Пол медленно наклонился к ней, коснулся лица горячими губами, ненасытными и требовательными. Сердце Лизы отчаянно колотилось. Она умирала в его объятьях и вновь воскресала.
Охваченная нежностью, Лиза боялась наскучить ему, боялась, что эта неделя окажется одним из снов, которые заканчиваются ничем. Счастье переполняло её, но не покидало ощущение, что всё это временно, ненадолго. Так и случилось. Их семидневная любовь прервалась внезапно. Она вычеркнула его из жизни, но не смогла вычеркнуть из памяти. От того лета остаются яркие воспоминания, как вспышки протуберанцев, фотография и Пашка. Нестерпимо-жгучая обида отвергнутой женщины давно растворилась в истории с гэбистами, прояснившей внезапное исчезновение Пола, и только горьковатый привкус несбыточных ожиданий изредка бередит душу. Вчерашний звонок из небытия всколыхнул прошлое, но Лиза удивляется вялости своих чувств. Произошло то, о чём она запрещала себе даже мечтать: Пол умоляет о встрече, но его голос оставляет её бесстрастной, а просьба – безучастной. У неё совсем не осталось эмоций – даже на него. Она старательно избегает догадок о причинах его появления в Томске.

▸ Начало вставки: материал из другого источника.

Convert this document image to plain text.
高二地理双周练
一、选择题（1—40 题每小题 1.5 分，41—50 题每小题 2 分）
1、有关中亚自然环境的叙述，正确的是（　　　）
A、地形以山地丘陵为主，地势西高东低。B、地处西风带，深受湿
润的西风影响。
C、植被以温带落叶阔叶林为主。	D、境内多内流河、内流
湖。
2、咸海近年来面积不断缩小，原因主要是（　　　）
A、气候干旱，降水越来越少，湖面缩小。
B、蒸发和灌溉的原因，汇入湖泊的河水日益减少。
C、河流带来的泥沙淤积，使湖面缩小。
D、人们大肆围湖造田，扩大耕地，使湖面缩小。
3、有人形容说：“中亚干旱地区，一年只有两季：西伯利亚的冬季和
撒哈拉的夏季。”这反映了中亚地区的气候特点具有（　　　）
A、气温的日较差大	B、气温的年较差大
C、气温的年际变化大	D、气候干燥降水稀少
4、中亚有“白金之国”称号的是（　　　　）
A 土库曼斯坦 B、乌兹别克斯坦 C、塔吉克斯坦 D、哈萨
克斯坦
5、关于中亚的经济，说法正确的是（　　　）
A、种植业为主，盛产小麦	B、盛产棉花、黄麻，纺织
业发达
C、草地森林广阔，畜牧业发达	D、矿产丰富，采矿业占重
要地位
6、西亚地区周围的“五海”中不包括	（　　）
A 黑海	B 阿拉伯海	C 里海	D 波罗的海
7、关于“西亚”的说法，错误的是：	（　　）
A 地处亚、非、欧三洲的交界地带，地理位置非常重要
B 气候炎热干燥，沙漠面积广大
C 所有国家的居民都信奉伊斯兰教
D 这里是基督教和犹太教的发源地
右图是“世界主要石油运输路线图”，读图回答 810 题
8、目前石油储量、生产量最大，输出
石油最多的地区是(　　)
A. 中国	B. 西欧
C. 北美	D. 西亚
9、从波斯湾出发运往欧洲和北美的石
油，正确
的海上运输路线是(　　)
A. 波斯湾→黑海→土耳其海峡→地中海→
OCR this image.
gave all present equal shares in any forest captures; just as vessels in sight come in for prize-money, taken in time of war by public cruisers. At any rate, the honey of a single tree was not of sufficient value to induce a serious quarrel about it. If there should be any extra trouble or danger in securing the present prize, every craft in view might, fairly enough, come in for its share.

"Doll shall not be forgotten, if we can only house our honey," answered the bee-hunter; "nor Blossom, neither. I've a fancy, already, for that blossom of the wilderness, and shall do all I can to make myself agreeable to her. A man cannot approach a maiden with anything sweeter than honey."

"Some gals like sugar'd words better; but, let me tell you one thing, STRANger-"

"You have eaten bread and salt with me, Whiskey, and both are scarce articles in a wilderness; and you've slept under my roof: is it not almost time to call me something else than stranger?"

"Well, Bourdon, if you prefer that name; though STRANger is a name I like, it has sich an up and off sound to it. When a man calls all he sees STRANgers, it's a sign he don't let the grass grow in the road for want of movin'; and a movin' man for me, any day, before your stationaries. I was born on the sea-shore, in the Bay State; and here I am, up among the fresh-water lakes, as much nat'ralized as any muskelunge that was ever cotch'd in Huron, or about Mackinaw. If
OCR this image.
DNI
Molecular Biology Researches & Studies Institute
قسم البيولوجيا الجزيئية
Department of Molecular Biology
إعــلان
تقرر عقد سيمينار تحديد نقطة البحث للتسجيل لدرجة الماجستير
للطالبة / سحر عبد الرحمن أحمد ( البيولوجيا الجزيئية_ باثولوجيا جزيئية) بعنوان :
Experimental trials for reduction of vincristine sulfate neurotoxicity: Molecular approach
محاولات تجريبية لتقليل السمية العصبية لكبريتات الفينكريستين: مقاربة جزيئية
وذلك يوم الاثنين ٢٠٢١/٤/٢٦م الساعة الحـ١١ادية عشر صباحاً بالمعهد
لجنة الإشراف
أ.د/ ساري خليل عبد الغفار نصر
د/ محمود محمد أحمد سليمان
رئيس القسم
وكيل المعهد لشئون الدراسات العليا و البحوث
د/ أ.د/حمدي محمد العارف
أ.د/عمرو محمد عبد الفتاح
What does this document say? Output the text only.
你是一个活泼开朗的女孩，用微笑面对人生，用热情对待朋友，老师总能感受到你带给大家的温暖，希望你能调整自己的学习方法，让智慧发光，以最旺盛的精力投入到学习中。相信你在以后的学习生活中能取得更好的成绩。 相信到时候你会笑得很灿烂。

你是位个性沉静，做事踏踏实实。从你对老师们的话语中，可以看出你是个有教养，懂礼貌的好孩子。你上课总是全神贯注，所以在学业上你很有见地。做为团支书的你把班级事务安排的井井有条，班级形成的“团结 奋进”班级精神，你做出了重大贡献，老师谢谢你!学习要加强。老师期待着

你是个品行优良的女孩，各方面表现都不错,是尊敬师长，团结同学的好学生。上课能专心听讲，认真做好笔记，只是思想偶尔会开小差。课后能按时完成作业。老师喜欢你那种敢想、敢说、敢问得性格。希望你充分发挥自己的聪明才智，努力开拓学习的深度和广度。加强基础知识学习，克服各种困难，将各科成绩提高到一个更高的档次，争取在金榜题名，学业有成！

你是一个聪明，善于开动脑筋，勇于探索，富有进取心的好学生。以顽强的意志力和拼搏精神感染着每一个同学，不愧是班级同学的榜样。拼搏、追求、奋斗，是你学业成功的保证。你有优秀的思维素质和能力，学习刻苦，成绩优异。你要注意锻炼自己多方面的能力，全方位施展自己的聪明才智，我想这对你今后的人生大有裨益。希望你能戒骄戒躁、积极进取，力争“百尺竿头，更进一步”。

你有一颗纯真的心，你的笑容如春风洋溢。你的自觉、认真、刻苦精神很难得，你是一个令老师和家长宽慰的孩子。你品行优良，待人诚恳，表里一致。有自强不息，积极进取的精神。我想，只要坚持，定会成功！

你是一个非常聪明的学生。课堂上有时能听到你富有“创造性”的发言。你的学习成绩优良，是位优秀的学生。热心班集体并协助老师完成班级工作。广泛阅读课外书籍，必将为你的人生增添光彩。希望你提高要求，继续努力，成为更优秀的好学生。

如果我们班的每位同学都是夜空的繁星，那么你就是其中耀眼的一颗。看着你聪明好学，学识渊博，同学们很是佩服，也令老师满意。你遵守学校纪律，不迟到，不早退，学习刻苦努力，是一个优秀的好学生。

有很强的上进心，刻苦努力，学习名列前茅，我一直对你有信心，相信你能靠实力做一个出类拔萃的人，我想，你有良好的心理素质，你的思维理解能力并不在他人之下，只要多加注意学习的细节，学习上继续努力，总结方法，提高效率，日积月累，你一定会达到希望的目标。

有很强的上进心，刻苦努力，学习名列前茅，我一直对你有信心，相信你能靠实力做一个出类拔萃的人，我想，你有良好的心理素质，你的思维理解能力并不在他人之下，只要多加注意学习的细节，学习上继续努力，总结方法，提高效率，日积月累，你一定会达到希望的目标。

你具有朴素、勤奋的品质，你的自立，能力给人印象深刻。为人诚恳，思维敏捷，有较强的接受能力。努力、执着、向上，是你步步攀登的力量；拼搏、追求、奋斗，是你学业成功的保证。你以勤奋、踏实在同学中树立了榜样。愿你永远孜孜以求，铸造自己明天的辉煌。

Тяжёлый, в твёрдой обложке мышиного цвета учебник анатомии изрядно потрёпан на сгибах и уголках. На пятьсот седьмой странице между гипоталамусом и промежуточным мозгом пусто. Она несколько раз перелистывает книгу, переворачивает и трясёт, удерживая за крылья обложки, но фотография не выпархивает к ногам. Отсутствие фото Лизу не огорчает – она сразу догадывается о связи между пропажей снимка и Пашкиным исчезновением. Это только подтверждает её вчерашнее предположение. «Если сын обнаружил фотографию, то не мог не заметить своего сходства с Полом. Он всё понял и захотел разыскать его, решил, что отец живёт в Москве. Но если Пашка его ищет там, а Пол появляется здесь, возможно, ему что-то известно о сыне? – рассуждает она. – Это нелепость: он даже не знает о его существовании», – говорит часть её мозга, но утренняя решимость – не встречаться с Полом – уже поколеблена. Через несколько минут она назначает ему встречу. Только ради сына.